Each character in the play wants something. It is the actor’s job to reduce that something to its lowest common denominator and then act upon it. Hamlet wants to find out what is rotten in the state of Denmark. An actor might perhaps reason, “Oh, I get it—Hamlet is trying to restore order.” Scene by scene the tools necessary to restore order might be: to interrogate, to confront, to negotiate, to review … you get the idea.
All of the above are simple physical actable objectives. They do not require preparation, they require commitment—and it is this commitment which the rehearsal process is supposed to rehearse.
If the actor goes to rehearsal with a mind and spirit dedicated to discover and perform the actions simply and truthfully, she will take this spirit onstage along with the discoveries. If the actor whiles away the rehearsal process looking for some magic “character,” or “emotion,” he will take onstage that same unfortunate capacity for self-delusion and beg the audience to share it with him.
THE PLAY AND THE SCENE
The correct unit of study is not the play; it is the scene. The action involved in the play, the through-line of the character, is always too general to admit of being healthily physical. You might say that Horatio’s through-line in the play was to help his mentor out of a vicious trap. That’s all very well, and not inaccurate, but it’s not going to be overly useful in the first scene with the players.

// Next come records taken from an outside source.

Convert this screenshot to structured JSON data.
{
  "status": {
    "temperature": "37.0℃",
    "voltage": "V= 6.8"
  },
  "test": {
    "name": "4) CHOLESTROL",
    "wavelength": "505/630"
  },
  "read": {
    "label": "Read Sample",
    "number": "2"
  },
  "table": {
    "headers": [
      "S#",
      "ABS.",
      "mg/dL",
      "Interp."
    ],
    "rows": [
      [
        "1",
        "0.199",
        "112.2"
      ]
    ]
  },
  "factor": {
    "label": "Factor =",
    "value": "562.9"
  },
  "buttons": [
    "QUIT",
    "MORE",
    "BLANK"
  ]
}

Any through-line must involve the character, and as the character exists only on the page and as we exist on the stage, his actions are not going to be helpful to us except as guideposts. The character wants to help his mentor out of a vicious trap. How does the character do it in this scene? By awaiting instructions. Good. Now, that is all you, the actor, have to do in the scene. And when you do that, you are fulfilling your responsibility to
the play. You do not have to await instructions in order to help your mentor out of a vicious trap. You simply have to await instructions. Carve the big tasks up into small tasks and perform these small tasks.

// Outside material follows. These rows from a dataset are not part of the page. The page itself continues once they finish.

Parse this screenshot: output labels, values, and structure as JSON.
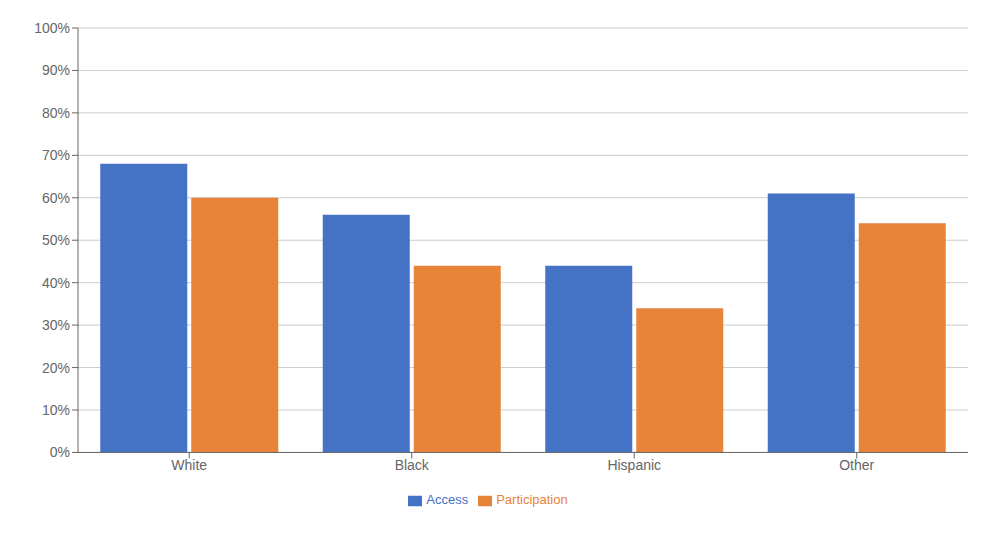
{
  "chart_data": {
    "type": "bar",
    "categories": [
      "White",
      "Black",
      "Hispanic",
      "Other"
    ],
    "series": [
      {
        "name": "Access",
        "color": "#4472C4",
        "values": [
          0.68,
          0.56,
          0.44,
          0.61
        ]
      },
      {
        "name": "Participation",
        "color": "#E8833A",
        "values": [
          0.6,
          0.44,
          0.34,
          0.54
        ]
      }
    ],
    "ylim": [
      0,
      1.0
    ],
    "yticks": [
      {
        "value": 0.0,
        "label": "0%"
      },
      {
        "value": 0.1,
        "label": "10%"
      },
      {
        "value": 0.2,
        "label": "20%"
      },
      {
        "value": 0.3,
        "label": "30%"
      },
      {
        "value": 0.4,
        "label": "40%"
      },
      {
        "value": 0.5,
        "label": "50%"
      },
      {
        "value": 0.6,
        "label": "60%"
      },
      {
        "value": 0.7,
        "label": "70%"
      },
      {
        "value": 0.8,
        "label": "80%"
      },
      {
        "value": 0.9,
        "label": "90%"
      },
      {
        "value": 1.0,
        "label": "100%"
      }
    ],
    "grid": true,
    "legend": "bottom"
  }
}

Your responsibility to the character is done when you’ve chosen a simple action for the scene. There is no arc of the play; there is no arc of the character. Those are terms invented by scholars. They do not exist. Choose a simple action for the scene, and play the scene. There will be others onstage for you to play it with, and they and your objective will take more than enough of your energy.
After you finish one scene, you will encounter another one, with its own task; the total of them is the play. If you play each scene, the play will be served. If you try to drag your knowledge of the play through each scene, you are ruining whatever the worth is of the playwright’s design, and you are destroying your chances to succeed scene by scene.

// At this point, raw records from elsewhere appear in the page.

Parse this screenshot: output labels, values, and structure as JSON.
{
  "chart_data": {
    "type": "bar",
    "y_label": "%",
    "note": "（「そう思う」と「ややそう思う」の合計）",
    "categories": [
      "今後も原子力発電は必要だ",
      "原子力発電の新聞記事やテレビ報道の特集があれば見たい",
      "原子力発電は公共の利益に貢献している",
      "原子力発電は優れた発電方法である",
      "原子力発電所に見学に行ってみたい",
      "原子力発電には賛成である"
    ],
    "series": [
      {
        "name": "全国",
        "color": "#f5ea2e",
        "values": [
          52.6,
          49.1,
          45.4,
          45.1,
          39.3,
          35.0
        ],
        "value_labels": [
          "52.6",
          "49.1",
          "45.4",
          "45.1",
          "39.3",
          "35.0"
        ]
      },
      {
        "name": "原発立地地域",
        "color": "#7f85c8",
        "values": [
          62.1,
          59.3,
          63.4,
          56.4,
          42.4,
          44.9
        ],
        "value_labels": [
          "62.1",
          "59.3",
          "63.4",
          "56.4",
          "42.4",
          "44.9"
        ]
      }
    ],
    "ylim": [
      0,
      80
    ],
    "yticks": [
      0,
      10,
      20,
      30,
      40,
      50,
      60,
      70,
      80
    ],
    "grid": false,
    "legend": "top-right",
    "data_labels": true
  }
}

The boxer has to fight one round at a time; the fight will unfold as it is going to. The boxer takes a simple plan into the ring, and then has to deal with the moment. So do you. The correct unit of application is the scene.
EMOTIONS
The attempt to manipulate another’s feelings is blackmail. It is objectionable and creates hatred and hypocrisy. If one asked an honest worker or craftsperson, “What did you want your client to feel on receipt of your work,” he would most likely be dumbfounded. He had set out not to create an emotion in the recipient but to create an object—a chair, a table, a personal-injury defense, a meal.
For craftspeople in the theatre to set out to manipulate the emotions of others is misguided, abusive, and useless. In the theatre, as outside it, we resent those who smile too warmly, who act overly friendly, or overly sad, or overly happy, who, in effect, narrate their own supposed emotional state. Why do we resent it? Because we feel, rightly, that it is being done only to bring about or to extort something from us we would be reluctant to give in return for an uninflected presentation.